David and Candice Knox spend about half the year together with a few weeks apart followed by a few working apart.
Candice and David Knox have been married for 13 years. They met at a seminar 20 years ago in Vancouver, British Columbia. The couple jokes they had to go through customs just to date. Little did they know four years ago when the economy tanked and Candice Knox got a job offer in Palm Desert, that the anniversary luggage he gave her 10 years ago would come in handy.
Candice Knox, 43, lives in Rancho Mirage and works as a sales director with Cambria. David Knox, 61, lives in Minnesota, where he owns a real estate training business. More than 1,900 miles and two time zones typically separate the couple.
“People think that we’re weird,” David Knox said. “When you’re married, you’re supposed to live together. It just freaks them out.”
They’re not alone. A growing number of married couples are living apart. It’s called the commuter marriage, and more than 3.5 million couples in the United States are doing it. That number has more than doubled since 1990, when the U.S. Census Bureau estimated that 1.7 million married couples were living apart for reasons other than a legal separation.
The commuter marriage isn’t really that new. Traveling salesmen, migrant workers, the incarcerated and soldiers on deployment have always been in long-distance relationships.
In the past two decades, a relaxing of social norms around marriage and the prevalence of online dating, which allows singles to cast a wider net, have likely contributed to the increasing number of couples who choose to live apart, sociologists say.

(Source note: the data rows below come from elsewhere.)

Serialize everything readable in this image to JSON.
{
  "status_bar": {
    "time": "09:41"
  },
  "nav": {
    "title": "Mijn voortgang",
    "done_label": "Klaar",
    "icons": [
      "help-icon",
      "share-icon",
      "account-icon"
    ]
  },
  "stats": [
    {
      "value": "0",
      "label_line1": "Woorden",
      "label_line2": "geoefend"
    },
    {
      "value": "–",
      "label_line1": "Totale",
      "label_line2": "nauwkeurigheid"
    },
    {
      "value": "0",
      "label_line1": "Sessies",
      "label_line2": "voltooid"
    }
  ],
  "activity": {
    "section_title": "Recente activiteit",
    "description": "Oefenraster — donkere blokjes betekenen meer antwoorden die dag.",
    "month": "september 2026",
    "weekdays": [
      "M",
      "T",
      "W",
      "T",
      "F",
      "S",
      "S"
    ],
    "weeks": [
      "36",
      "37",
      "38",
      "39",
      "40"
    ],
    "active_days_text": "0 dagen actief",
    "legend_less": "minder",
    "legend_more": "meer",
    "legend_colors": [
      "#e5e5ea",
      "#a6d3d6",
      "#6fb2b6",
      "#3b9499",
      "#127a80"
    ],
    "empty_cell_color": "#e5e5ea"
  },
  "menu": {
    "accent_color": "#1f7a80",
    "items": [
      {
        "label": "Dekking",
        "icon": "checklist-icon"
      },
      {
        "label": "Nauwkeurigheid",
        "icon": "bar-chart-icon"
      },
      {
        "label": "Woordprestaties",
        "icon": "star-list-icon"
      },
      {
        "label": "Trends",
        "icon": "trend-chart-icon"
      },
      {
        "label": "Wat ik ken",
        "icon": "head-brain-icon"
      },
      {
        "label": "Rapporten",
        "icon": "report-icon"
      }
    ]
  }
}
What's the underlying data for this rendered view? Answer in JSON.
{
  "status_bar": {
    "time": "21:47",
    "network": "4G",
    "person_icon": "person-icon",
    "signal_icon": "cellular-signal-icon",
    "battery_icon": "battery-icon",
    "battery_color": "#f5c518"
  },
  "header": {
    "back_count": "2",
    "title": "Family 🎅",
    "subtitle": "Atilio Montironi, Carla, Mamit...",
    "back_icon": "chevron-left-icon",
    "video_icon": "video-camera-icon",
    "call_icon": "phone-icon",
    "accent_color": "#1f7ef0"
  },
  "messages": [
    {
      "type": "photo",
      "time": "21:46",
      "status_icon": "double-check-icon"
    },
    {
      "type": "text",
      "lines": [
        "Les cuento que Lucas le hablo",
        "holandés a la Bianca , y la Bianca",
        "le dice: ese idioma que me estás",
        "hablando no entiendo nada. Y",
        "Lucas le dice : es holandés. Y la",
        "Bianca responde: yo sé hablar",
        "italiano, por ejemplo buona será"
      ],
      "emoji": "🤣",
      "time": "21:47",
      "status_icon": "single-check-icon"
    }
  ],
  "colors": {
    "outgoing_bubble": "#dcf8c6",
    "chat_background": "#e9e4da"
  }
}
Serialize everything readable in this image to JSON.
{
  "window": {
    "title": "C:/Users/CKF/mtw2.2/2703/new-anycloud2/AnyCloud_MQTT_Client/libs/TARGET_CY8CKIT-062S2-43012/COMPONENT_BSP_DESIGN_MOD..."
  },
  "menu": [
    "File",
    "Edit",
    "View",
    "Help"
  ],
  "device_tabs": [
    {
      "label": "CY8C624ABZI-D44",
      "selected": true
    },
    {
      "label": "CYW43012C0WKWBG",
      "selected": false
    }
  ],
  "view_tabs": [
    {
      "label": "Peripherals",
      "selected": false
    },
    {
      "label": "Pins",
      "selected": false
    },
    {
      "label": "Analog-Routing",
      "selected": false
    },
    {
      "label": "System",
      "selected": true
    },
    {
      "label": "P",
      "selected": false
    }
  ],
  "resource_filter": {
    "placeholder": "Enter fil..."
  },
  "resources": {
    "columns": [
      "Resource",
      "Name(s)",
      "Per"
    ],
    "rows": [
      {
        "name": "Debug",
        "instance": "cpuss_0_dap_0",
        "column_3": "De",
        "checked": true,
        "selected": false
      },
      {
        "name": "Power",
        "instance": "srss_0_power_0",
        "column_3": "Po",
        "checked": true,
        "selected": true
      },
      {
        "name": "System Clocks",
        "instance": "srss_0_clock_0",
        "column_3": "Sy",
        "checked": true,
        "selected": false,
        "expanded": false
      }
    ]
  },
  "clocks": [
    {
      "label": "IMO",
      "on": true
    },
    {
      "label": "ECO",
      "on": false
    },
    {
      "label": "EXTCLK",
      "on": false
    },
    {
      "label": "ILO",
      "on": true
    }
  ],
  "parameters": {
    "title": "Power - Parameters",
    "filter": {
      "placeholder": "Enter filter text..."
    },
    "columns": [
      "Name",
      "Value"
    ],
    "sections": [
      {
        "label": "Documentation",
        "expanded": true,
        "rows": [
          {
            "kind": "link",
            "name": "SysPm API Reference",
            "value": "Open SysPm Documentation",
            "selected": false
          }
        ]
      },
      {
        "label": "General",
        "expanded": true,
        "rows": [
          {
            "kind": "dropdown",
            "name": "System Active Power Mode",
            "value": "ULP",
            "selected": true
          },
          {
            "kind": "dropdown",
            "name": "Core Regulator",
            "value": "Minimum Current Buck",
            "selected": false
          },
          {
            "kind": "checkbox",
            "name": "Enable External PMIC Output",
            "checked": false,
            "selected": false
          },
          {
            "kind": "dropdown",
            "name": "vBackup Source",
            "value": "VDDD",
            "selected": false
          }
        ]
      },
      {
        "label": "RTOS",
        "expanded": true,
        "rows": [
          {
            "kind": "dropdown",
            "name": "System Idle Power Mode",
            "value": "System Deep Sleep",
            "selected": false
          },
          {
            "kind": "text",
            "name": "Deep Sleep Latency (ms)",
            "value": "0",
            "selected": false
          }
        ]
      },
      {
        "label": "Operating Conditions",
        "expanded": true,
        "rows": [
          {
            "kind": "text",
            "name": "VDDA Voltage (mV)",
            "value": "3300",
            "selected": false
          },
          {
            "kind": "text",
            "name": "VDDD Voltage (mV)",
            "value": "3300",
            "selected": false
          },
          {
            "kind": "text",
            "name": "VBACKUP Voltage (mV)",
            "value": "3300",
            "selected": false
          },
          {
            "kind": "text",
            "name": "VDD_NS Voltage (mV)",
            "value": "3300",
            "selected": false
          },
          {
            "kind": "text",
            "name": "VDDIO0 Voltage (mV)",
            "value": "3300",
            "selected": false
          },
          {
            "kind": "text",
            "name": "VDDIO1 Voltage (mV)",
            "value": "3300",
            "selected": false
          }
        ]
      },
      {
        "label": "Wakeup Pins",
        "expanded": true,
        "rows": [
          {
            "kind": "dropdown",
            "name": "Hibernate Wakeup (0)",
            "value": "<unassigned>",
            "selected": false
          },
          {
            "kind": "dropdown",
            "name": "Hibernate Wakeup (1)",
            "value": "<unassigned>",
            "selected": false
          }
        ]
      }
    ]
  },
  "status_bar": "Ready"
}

But the biggest factor is probably economic, with the rise in dual-income households and the worst recession in post-war era U.S. history. A recent study found nearly three in five couples who live apart do so because of work or financial reasons.
“We know it’s growing, partly since the economy took a dive,” said Karla Bergen, a communication professor at College of Saint Mary. She has studied long-distance relationships. “People are just happy to have a job wherever they are.”
Take Arlene and Mike Van Parys, who live in Desert Hot Springs. But in 2001, the job market meant the Van Parys lived in different cities — she in Oak View, he in Cathedral City. For two years, the couple saw each other every other weekend.
“It’s like the best of both worlds, I think,” said Arlene Van Parys, 46. “We got to spend our time together and then also apart. You appreciate the other person more when they come back.”
About 3.1 percent of married couples live apart, according to the Census Bureau.
Information on couples who live apart is limited. Research about these couples in the U.S. is still emerging. Those who are likely to live in dual residences, though, frequently live in urban areas, are better-educated and tend to be younger, a 2009 UCLA study found.
That doesn’t mean only the young are choosing to live apart.
The AARP estimates the number of married couples 50 years and older who live apart tripled between 2001 and 2005.
“The older you are when you do a long-distance relationship, the less it seems to matter because you’re not changing as much,” said Laura Stafford, University of Kentucky professor and author of “Maintaining Long-Distance and Cross-Residential Relationships.”
The commuter marriage does challenge the social norm that says being a couple means sharing an address. And while living separately once meant the relationship was on the rocks, studies show these couples are no more likely to split than those who live in the same ZIP code.
Today’s technology is partly the reason. Unlimited cellphone minutes and video chats via FaceTime or Skype mean being apart doesn’t have to feel so isolating.
“It can keep you together while you’re apart,” Stafford said. “It keeps you connected.”
But even the best technology is a poor substitute for being together.
Linda Young is a Texas psychologist that does relationship coaching, has lived apart from her husband for several years. She recommends that couples:
— Resist the urge to shelve unpleasant feelings out of fear of ruining the time you do spend together.
— Keep in touch in old-fashioned ways like writing notes and letters.
— Get creative, like watching the same movie so you can talk about it.
Living apart is not all chocolate and flowers and I-miss-yous. Having separate homes often means lonely weekends and having to show up solo at get-togethers with friends and family. And that can wear on a relationship.
“We’ve always said at the point that this affects the marriage, someone has to say, ‘Uncle,'” Candice Knox said. “If it’s not going to work, then something’s got to give.”